June 21, 2010
Groundbreaking celebrates start of Brody Learning Commons
More than 200 guests assembled on the south patio of Homewood’s Milton S. Eisenhower Library on Sunday, June 6, to celebrate the groundbreaking for the Brody Learning Commons. The building is named to honor the university’s 13th president, William R. Brody, and his wife, Wendy.
Winston Tabb, Sheridan Dean of University Libraries and Museums, served as the evening’s master of ceremonies, and the brief program featured remarks from President Ronald J. Daniels; Pamela Flaherty, chair of the university board of trustees; Douglas Mao, chair of the English Department; and recent graduate Zachary Epstein-Peterson. The building’s namesakes were the event’s guests of honor and led the countdown to the triggering of confetti cannons that marked the ceremonial commencement of construction.

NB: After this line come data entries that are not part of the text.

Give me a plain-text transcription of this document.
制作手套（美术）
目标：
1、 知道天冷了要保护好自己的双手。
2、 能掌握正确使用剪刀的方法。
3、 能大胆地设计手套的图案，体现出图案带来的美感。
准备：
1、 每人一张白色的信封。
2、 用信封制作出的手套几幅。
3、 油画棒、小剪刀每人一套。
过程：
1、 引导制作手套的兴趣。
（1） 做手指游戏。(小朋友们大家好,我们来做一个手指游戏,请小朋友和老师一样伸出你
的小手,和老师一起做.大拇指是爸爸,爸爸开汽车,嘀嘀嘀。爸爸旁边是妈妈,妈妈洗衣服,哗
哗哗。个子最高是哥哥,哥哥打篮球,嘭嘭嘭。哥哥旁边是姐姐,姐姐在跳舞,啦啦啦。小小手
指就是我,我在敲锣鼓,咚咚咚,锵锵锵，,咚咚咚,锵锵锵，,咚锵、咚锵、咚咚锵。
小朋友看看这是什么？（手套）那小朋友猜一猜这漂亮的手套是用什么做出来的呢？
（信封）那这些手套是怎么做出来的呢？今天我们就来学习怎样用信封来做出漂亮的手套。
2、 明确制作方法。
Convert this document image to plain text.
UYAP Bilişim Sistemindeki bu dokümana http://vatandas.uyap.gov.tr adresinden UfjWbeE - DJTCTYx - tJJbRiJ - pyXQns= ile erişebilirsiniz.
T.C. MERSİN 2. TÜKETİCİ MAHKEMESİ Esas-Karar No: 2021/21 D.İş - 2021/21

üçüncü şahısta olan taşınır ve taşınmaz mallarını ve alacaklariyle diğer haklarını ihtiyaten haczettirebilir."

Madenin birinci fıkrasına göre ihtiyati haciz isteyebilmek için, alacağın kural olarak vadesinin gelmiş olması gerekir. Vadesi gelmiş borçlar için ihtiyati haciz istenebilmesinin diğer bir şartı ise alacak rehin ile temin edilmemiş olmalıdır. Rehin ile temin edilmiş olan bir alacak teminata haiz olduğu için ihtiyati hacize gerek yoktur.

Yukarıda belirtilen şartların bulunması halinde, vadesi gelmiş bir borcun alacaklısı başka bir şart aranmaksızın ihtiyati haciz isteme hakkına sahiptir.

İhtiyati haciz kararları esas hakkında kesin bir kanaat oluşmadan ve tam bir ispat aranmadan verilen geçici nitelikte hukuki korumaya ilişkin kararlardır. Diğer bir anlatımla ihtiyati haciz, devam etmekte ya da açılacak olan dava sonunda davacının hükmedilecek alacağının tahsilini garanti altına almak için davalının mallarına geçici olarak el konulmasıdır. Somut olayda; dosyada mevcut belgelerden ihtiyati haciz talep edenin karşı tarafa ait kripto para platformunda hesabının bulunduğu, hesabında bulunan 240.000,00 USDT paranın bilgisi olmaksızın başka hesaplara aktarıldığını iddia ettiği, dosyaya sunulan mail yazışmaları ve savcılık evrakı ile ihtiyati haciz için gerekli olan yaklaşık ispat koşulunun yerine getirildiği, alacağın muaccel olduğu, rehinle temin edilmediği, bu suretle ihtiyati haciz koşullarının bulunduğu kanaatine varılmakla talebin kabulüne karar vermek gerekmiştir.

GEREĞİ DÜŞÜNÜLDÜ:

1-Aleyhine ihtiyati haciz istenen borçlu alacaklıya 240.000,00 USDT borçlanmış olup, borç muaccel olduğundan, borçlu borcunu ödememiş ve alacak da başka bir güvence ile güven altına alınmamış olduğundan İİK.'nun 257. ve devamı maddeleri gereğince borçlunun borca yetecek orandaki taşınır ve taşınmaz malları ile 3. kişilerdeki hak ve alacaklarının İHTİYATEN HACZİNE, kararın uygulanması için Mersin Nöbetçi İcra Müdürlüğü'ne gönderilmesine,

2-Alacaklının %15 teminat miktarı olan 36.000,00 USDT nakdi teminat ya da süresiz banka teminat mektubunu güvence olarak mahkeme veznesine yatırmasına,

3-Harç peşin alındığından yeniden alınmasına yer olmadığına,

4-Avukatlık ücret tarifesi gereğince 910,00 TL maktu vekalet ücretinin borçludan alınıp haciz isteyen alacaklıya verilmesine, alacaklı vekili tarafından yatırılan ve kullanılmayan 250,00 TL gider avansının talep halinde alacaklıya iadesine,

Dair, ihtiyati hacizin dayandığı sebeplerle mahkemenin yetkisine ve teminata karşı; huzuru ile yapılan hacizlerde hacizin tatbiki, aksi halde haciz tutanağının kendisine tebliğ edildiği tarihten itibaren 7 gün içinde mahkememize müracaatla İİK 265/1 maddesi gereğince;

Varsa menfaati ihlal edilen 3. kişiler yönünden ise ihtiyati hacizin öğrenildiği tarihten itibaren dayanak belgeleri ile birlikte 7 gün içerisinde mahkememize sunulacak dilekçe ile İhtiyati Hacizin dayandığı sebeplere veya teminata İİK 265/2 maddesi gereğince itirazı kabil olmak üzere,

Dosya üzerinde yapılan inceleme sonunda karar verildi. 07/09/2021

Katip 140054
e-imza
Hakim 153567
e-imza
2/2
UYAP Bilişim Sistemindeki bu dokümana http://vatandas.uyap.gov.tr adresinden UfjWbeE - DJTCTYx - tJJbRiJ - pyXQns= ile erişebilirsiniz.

Several years in the planning, the Brody Learning Commons will be a light-filled, four-story hub for collaborative learning, with a robust technology infrastructure and spaces for group and individual study. The building will feature a quiet reading room, a new home for the Department of Rare Books and Manuscripts, new laboratory and instruction space for the Department of Preservation and Conservation, and a new atrium and café.

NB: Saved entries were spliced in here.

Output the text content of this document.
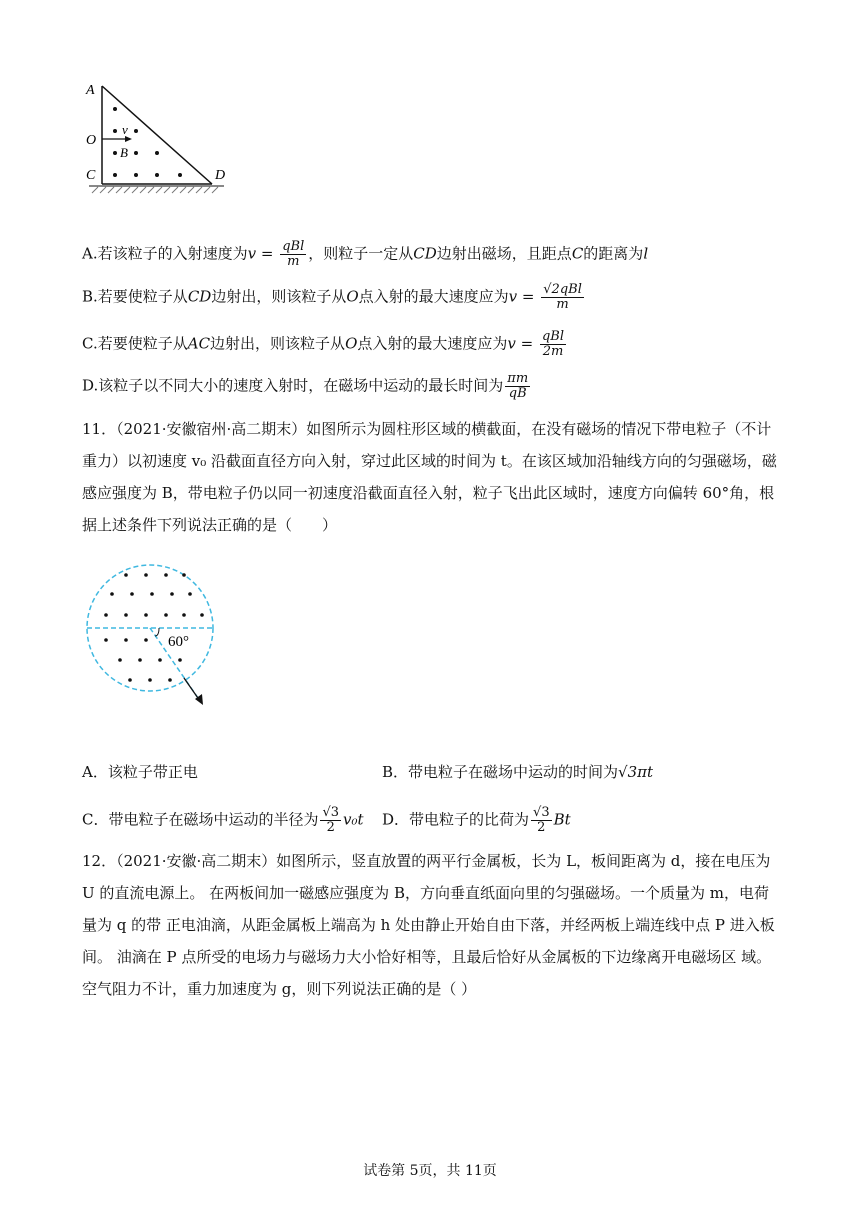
A
O
C	D
v
B
A.若该粒子的入射速度为$v = \frac{\text{qBl}}{m}$ ，则粒子一定从CD边射出磁场，且距点C的距离为l
B.若要使粒子从CD边射出，则该粒子从O点入射的最大速度应为$v = \frac{\text{√2qBl}}{m}$
C.若要使粒子从AC边射出，则该粒子从O点入射的最大速度应为$v = \frac{\text{qBl}}{2m}$
D.该粒子以不同大小的速度入射时，在磁场中运动的最长时间为 $\frac{\pi m}{qB}$
11．（2021·安徽宿州·高二期末）如图所示为圆柱形区域的横截面，在没有磁场的情况下带电粒子（不计重力）以初速度 v₀ 沿截面直径方向入射，穿过此区域的时间为 t。在该区域加沿轴线方向的匀强磁场，磁感应强度为 B，带电粒子仍以同一初速度沿截面直径入射，粒子飞出此区域时，速度方向偏转 60°角，根据上述条件下列说法正确的是（　　）
60°
A．该粒子带正电	B．带电粒子在磁场中运动的时间为√3πt
C．带电粒子在磁场中运动的半径为 $\frac{√3}{2} v_0t$ D．带电粒子的比荷为 $\frac{√3}{2}$ Bt
12．（2021·安徽·高二期末）如图所示，竖直放置的两平行金属板，长为 L，板间距离为 d，接在电压为 U 的直流电源上。 在两板间加一磁感应强度为 B，方向垂直纸面向里的匀强磁场。一个质量为 m，电荷量为 q 的带 正电油滴，从距金属板上端高为 h 处由静止开始自由下落，并经两板上端连线中点 P 进入板间。 油滴在 P 点所受的电场力与磁场力大小恰好相等，且最后恰好从金属板的下边缘离开电磁场区 域。空气阻力不计，重力加速度为 g，则下列说法正确的是（ ）
试卷第 5页，共 11页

The building will sit directly to the south of the Eisenhower Library and connect on several floors. The Brody Learning Commons will provide more than 500 new seats and add 15 group study rooms—space that is desperately needed, as Tabb is quick to point out. “We have made every effort to ensure that this building will accommodate the way today’s students study and research while positioning us to anticipate how tomorrow’s scholars will work and learn. This is a building that will connect people and ideas, and I can think of no more fitting tribute to the Brodys’ dedication to strengthening the Hopkins community than the building that will bear their name.”
The Brodys’ time at Homewood, which began in 1996 and concluded in 2009, marked a return to the tradition, lapsed since President Milton Eisenhower’s days, of the university’s head living on campus in Nichols House. The couple’s presence each year at freshman move-in, at sporting events and concerts and, less formally, just around campus, was something Wendy Brody recalled fondly during her remarks. “I always considered myself very lucky to have such smart, talented young people as my neighbors,” she said. “Having a place where students will gather to study and learn named after us feels like we get to keep a piece of Hopkins with us forever.”
Construction has already begun on the building, with a scheduled completion date of July 2012. The Eisenhower Library will remain open throughout the construction period; sound barriers have been erected in the south end of the building to help mask noise from the construction.